Advisors are Uniquely Positioned to Sell Luxury Travel to Italyby Jessica Montevago /
Year after year, Italy consistently ranks as one of the top places Americans want to visit. Even if they’ve gone before, there’s so much more to discover across the “Bel Palese.”
In 2018, the country welcomed 428 million visitors. American travelers, Italy’s second largest international market, are expected to increase by 20%, said Maria Elena Rossi, global marketing and promotion director, for the Italian National Tourist Board, during an event this week in New York City.
The tourist board has approved a new three-year plan, focusing on value growth in the luxury travel sector, “positioning our brand in tourism, like the Italy brand is already positioned in fashion, design, and automotives,” Rossi said.
To target high-end customers, the Italian National Tourist Board has partnered with Signature, Virtuoso, and Travel Leaders Network to build a program called “Italy with New Eyes.” It encourages new discoveries in well-known destinations and visits to hidden gems, for previous travelers.
“Clients are curious about other regions of Italy, like Piemonte or Calabria. They want to discover other parts. Maybe they have been to Rome, Florence, and Venice, and they want to go further,” said Ignacio Maza, executive vice president, Signature.
The new era of luxury
Luxury travel in the past decade has transformed the segment, once defined by amenities, and unique and personalized experiences that enrich the traveler.

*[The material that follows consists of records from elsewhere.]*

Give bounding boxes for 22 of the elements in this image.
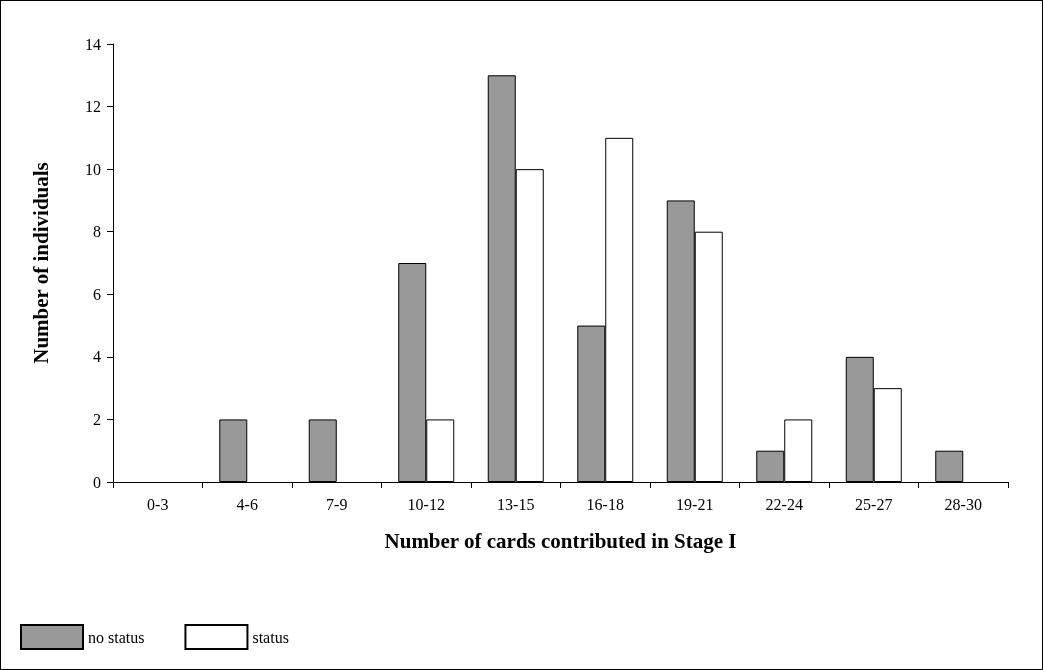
x-tick-label: 22-24 <box>765 495 803 513</box>
x-tick-label: 4-6 <box>236 495 258 513</box>
x-axis-title: Number of cards contributed in Stage I <box>384 528 737 553</box>
x-tick-label: 19-21 <box>676 495 714 513</box>
y-tick-label: 12 <box>85 98 101 116</box>
legend-label: status <box>252 628 289 646</box>
y-tick-label: 6 <box>93 285 101 303</box>
x-tick-label: 25-27 <box>855 495 893 513</box>
y-tick-label: 14 <box>85 35 101 53</box>
x-tick-label: 7-9 <box>326 495 348 513</box>
legend-label: no status <box>88 628 145 646</box>
y-tick-label: 2 <box>93 410 101 428</box>
x-tick-label: 0-3 <box>147 495 169 513</box>
y-tick-label: 8 <box>93 223 101 241</box>
x-tick-label: 28-30 <box>944 495 982 513</box>
y-tick-label: 0 <box>93 473 101 491</box>
x-tick-label: 10-12 <box>407 495 445 513</box>
y-axis-title: Number of individuals <box>28 162 53 364</box>
y-tick-label: 4 <box>93 348 101 366</box>
x-tick-label: 16-18 <box>586 495 624 513</box>
y-tick-label: 10 <box>85 160 101 178</box>
x-tick-label: 13-15 <box>497 495 535 513</box>
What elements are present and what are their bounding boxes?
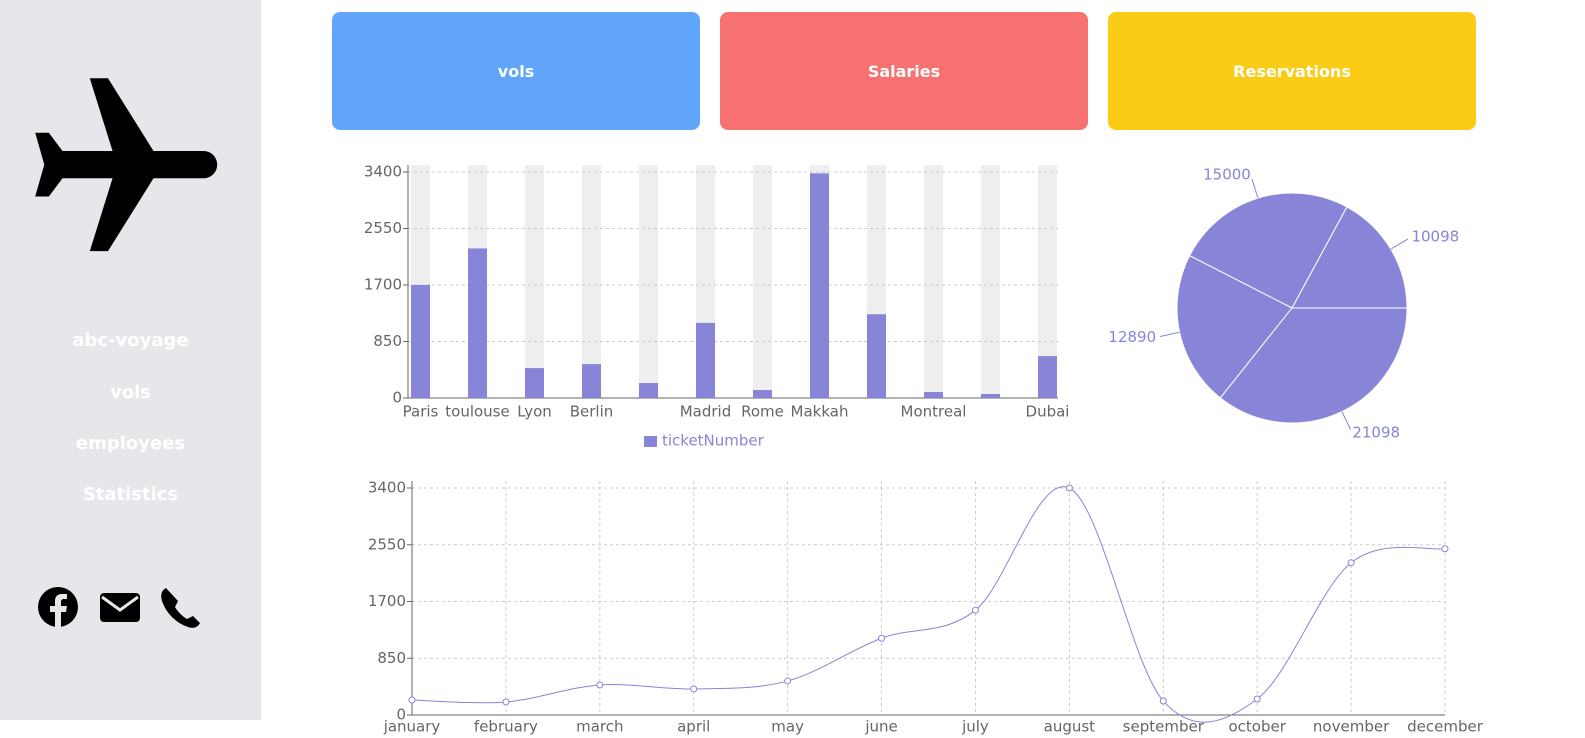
x-tick-label: june [864, 718, 897, 736]
bar [582, 364, 601, 398]
point [596, 681, 604, 689]
point [1441, 545, 1449, 553]
bar-background [1038, 165, 1057, 398]
bar-background [924, 165, 943, 398]
bar-background [639, 165, 658, 398]
point [408, 696, 416, 704]
x-tick-label: april [677, 718, 710, 736]
card-label: vols [497, 61, 535, 81]
card-label: Salaries [867, 61, 941, 81]
bar [696, 322, 715, 398]
x-tick-label: Lyon [517, 403, 552, 421]
pie-slice [1219, 307, 1408, 424]
facebook-icon[interactable] [38, 587, 78, 627]
point [784, 677, 792, 685]
pie-label: 12890 [1108, 328, 1156, 346]
card[interactable]: vols [332, 12, 700, 130]
x-tick-label: september [1123, 718, 1205, 736]
x-tick-label: Montreal [901, 403, 967, 421]
leader-line [1159, 331, 1180, 337]
bar [981, 394, 1000, 398]
bar [810, 173, 829, 398]
bar-background [810, 165, 829, 398]
y-tick-label: 1700 [368, 592, 406, 610]
x-tick-label: Madrid [680, 403, 732, 421]
nav-link[interactable]: employees [75, 433, 186, 454]
bar [753, 390, 772, 398]
bar-background [696, 165, 715, 398]
point [1065, 484, 1073, 492]
x-tick-label: Dubai [1026, 403, 1070, 421]
x-tick-label: july [961, 718, 989, 736]
y-tick-label: 0 [392, 389, 402, 407]
pie-slice [1176, 254, 1293, 399]
pie-label: 15000 [1203, 166, 1251, 184]
x-tick-label: december [1407, 718, 1484, 736]
y-tick-label: 2550 [364, 219, 402, 237]
bar-background [981, 165, 1000, 398]
point [502, 698, 510, 706]
nav-link[interactable]: abc-voyage [72, 330, 189, 351]
y-tick-label: 2550 [368, 535, 406, 553]
y-tick-label: 850 [377, 649, 406, 667]
bar [468, 248, 487, 398]
logo [35, 78, 218, 252]
bar [525, 368, 544, 398]
x-tick-label: november [1313, 718, 1390, 736]
mail-icon[interactable] [100, 593, 140, 622]
point [690, 685, 698, 693]
pie-slice [1291, 206, 1408, 309]
bar [639, 383, 658, 398]
bar-background [867, 165, 886, 398]
leader-line [1341, 411, 1352, 430]
bar [411, 285, 430, 398]
x-tick-label: Paris [403, 403, 439, 421]
legend-swatch [644, 436, 657, 447]
phone-icon[interactable] [161, 588, 200, 628]
point [1347, 559, 1355, 567]
x-tick-label: Berlin [570, 403, 614, 421]
x-tick-label: march [576, 718, 623, 736]
bar [867, 314, 886, 398]
nav-link[interactable]: Statistics [82, 484, 179, 505]
bar-background [582, 165, 601, 398]
point [878, 634, 886, 642]
y-tick-label: 1700 [364, 276, 402, 294]
bar-background [468, 165, 487, 398]
bar-background [753, 165, 772, 398]
point [1253, 695, 1261, 703]
y-tick-label: 850 [373, 332, 402, 350]
y-tick-label: 0 [396, 706, 406, 724]
pie-label: 21098 [1352, 424, 1400, 442]
pie-label: 10098 [1411, 227, 1459, 245]
card[interactable]: Salaries [720, 12, 1088, 130]
leader-line [1251, 178, 1259, 199]
leader-line [1390, 238, 1409, 250]
social-icons [38, 587, 200, 628]
x-tick-label: october [1228, 718, 1286, 736]
y-tick-label: 3400 [368, 479, 406, 497]
sidebar: abc-voyage vols employees Statistics [0, 0, 261, 720]
x-tick-label: may [771, 718, 804, 736]
line [411, 486, 1446, 723]
bar-background [525, 165, 544, 398]
card[interactable]: Reservations [1108, 12, 1476, 130]
nav-link[interactable]: vols [110, 382, 151, 403]
point [971, 606, 979, 614]
x-tick-label: Makkah [791, 403, 849, 421]
card-label: Reservations [1233, 61, 1351, 81]
legend-label: ticketNumber [662, 432, 765, 450]
x-tick-label: august [1044, 718, 1096, 736]
point [1159, 697, 1167, 705]
x-tick-label: february [474, 718, 538, 736]
pie-slice [1188, 192, 1348, 309]
bar [924, 392, 943, 398]
bar-background [411, 165, 430, 398]
x-tick-label: toulouse [445, 403, 509, 421]
x-tick-label: january [383, 718, 441, 736]
bar [1038, 356, 1057, 398]
y-tick-label: 3400 [364, 163, 402, 181]
x-tick-label: Rome [741, 403, 784, 421]
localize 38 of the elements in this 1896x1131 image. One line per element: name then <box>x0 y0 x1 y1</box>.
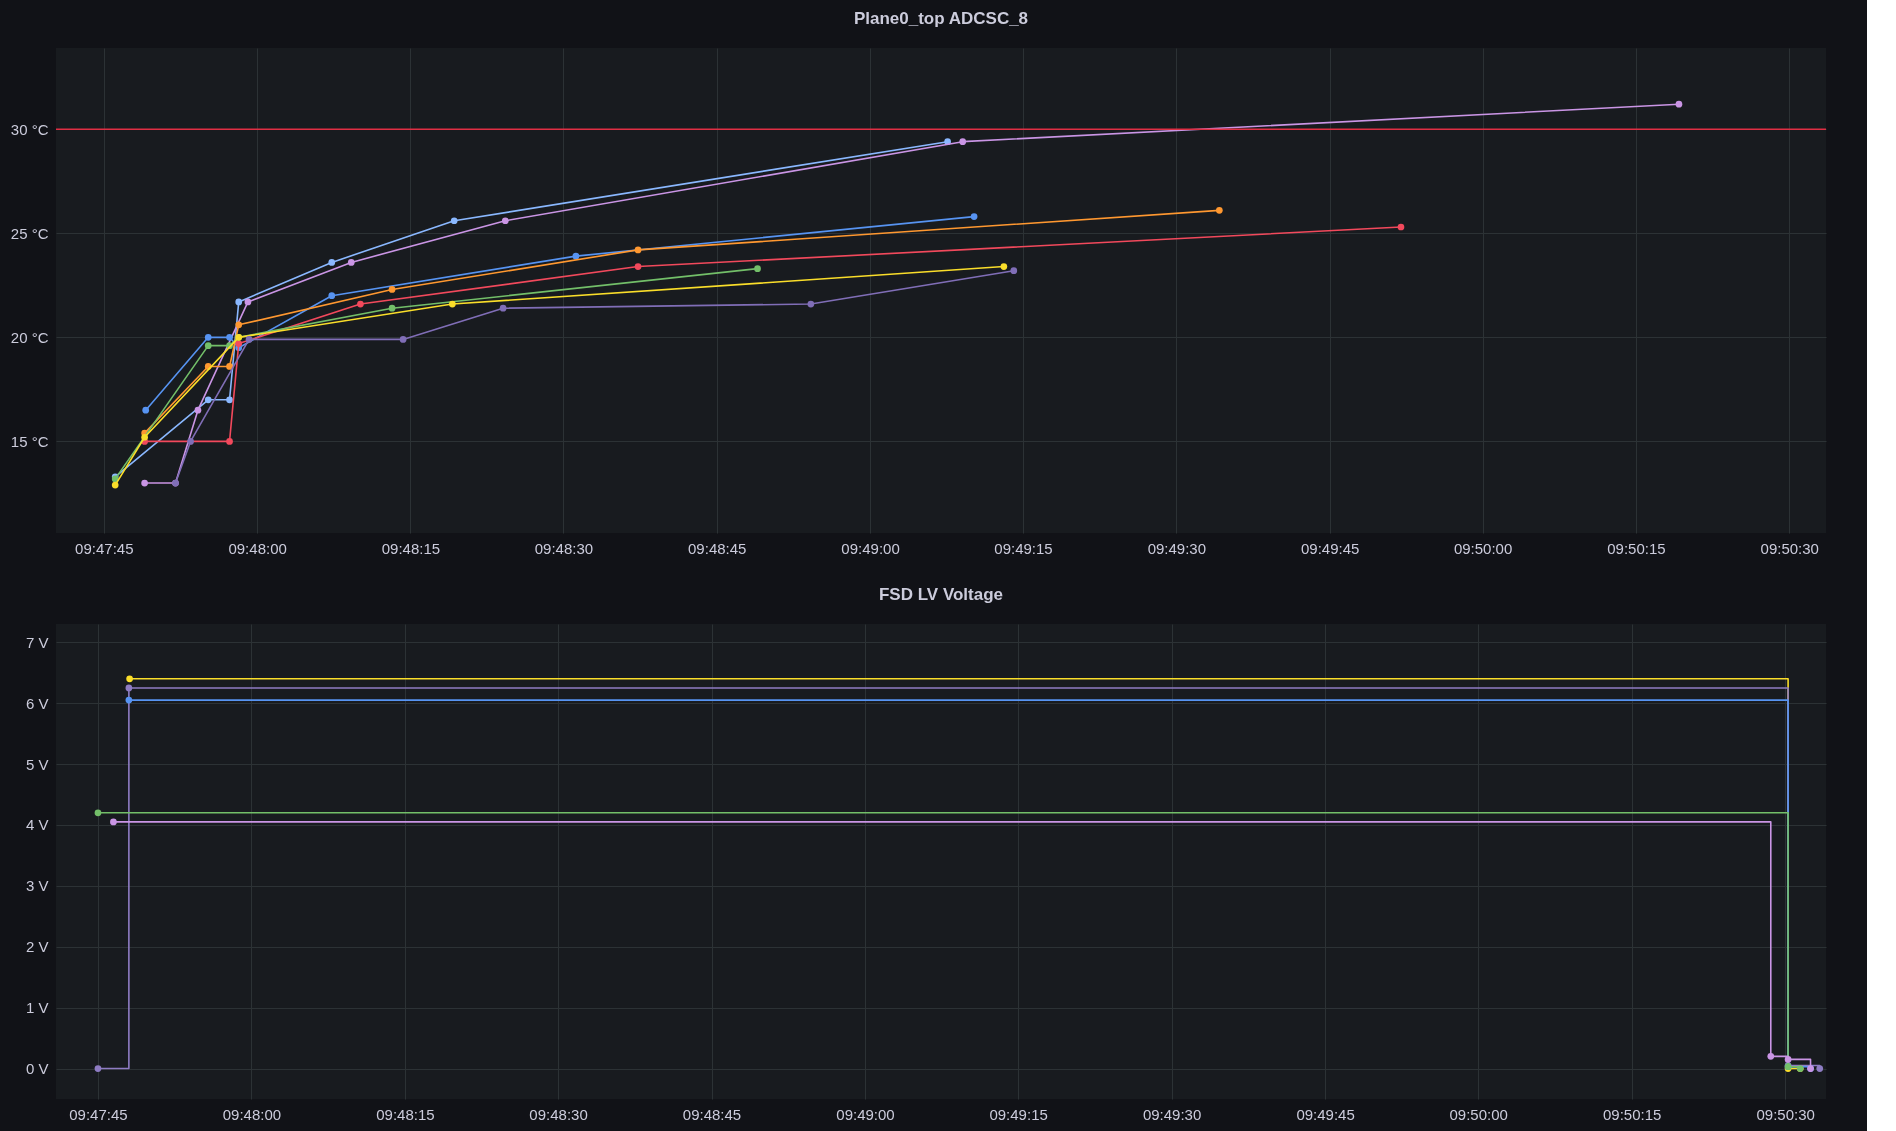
x-tick-label: 09:49:45 <box>1300 539 1360 557</box>
y-tick-label: 6 V <box>25 694 49 712</box>
y-tick-label: 20 °C <box>10 328 49 346</box>
x-tick-label: 09:50:00 <box>1453 539 1513 557</box>
y-tick-label: 0 V <box>25 1060 49 1078</box>
x-tick-label: 09:48:15 <box>376 1105 435 1123</box>
x-tick-label: 09:49:45 <box>1296 1105 1355 1123</box>
x-tick-label: 09:50:30 <box>1756 1105 1815 1123</box>
y-tick-label: 3 V <box>25 877 49 895</box>
x-tick-label: 09:49:30 <box>1142 1105 1202 1123</box>
chart-title: Plane0_top ADCSC_8 <box>853 9 1029 28</box>
y-tick-label: 15 °C <box>10 432 49 450</box>
x-tick-label: 09:49:00 <box>841 539 900 557</box>
x-tick-label: 09:48:45 <box>682 1105 742 1123</box>
y-tick-label: 30 °C <box>10 120 49 138</box>
x-tick-label: 09:49:30 <box>1147 539 1207 557</box>
x-tick-label: 09:50:00 <box>1449 1105 1508 1123</box>
y-tick-label: 7 V <box>25 633 49 651</box>
x-tick-label: 09:50:30 <box>1760 539 1819 557</box>
x-tick-label: 09:48:30 <box>529 1105 588 1123</box>
x-tick-label: 09:47:45 <box>75 539 134 557</box>
x-tick-label: 09:50:15 <box>1607 539 1666 557</box>
y-tick-label: 25 °C <box>10 224 49 242</box>
x-tick-label: 09:48:00 <box>228 539 287 557</box>
x-tick-label: 09:48:30 <box>534 539 594 557</box>
chart-title: FSD LV Voltage <box>878 585 1004 604</box>
x-tick-label: 09:47:45 <box>69 1105 128 1123</box>
y-tick-label: 2 V <box>25 938 49 956</box>
x-tick-label: 09:49:00 <box>836 1105 895 1123</box>
x-tick-label: 09:49:15 <box>994 539 1053 557</box>
y-tick-label: 4 V <box>25 816 49 834</box>
x-tick-label: 09:48:00 <box>222 1105 282 1123</box>
x-tick-label: 09:49:15 <box>989 1105 1048 1123</box>
y-tick-label: 5 V <box>25 755 49 773</box>
y-tick-label: 1 V <box>25 999 49 1017</box>
x-tick-label: 09:48:45 <box>688 539 747 557</box>
x-tick-label: 09:50:15 <box>1602 1105 1662 1123</box>
x-tick-label: 09:48:15 <box>381 539 441 557</box>
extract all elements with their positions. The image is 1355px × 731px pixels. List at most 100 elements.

“It’s becoming the softer aspects that are defining it,” said Ninan Chacko, CEO of Travel Leaders Network, during a panel discussion. He sees this categorized in four ways: local, personalization, immersion, and something they can share that is different.
This evolution has positioned travel advisors to become essential to their high-end clients, from the resources they have to the knowledge they share.
Access, for example, has become increasingly relevant for luxury clientele, said Maza. “This is very important during high season, when it’s very crowded. If you’re in Venice and you want to see the Uffiz, but you want to see it privately, or go into the Vatican when it’s closed to the public. Those are the things we have to deliver.” To deal with the logistics on the ground, advisors can reach out to a DMO and supplier partners to facilitate.
“It’s about being able to cater to the traveler’s expectations, for them to be able to do what they want, when they want, and how they want to do it, and really being able to deliver these experiences,” echoed Chacko.
There is also a growing desire for authenticity, Maza said: “People want to go to Naples and have not just any pizza, but go to where the Neapolitans go. And that takes a lot of homework for you to do a deep dive into each destination to find the essence and the heart and soul of where everything might be.”
This lends itself to the strength of advisors, who can pull from their personal knowledge from fam trips, and education from suppliers and tourist boards.
Angela Roditi, vice president of alliances, at Virtuoso, said that’s part of the reason why more and more Millennials are seeking the services of advisors: They’re inundated with information and need someone to cut through the clutter.
Ultimately, Chacko said: “The luxury is the sense of place, it’s where you are.”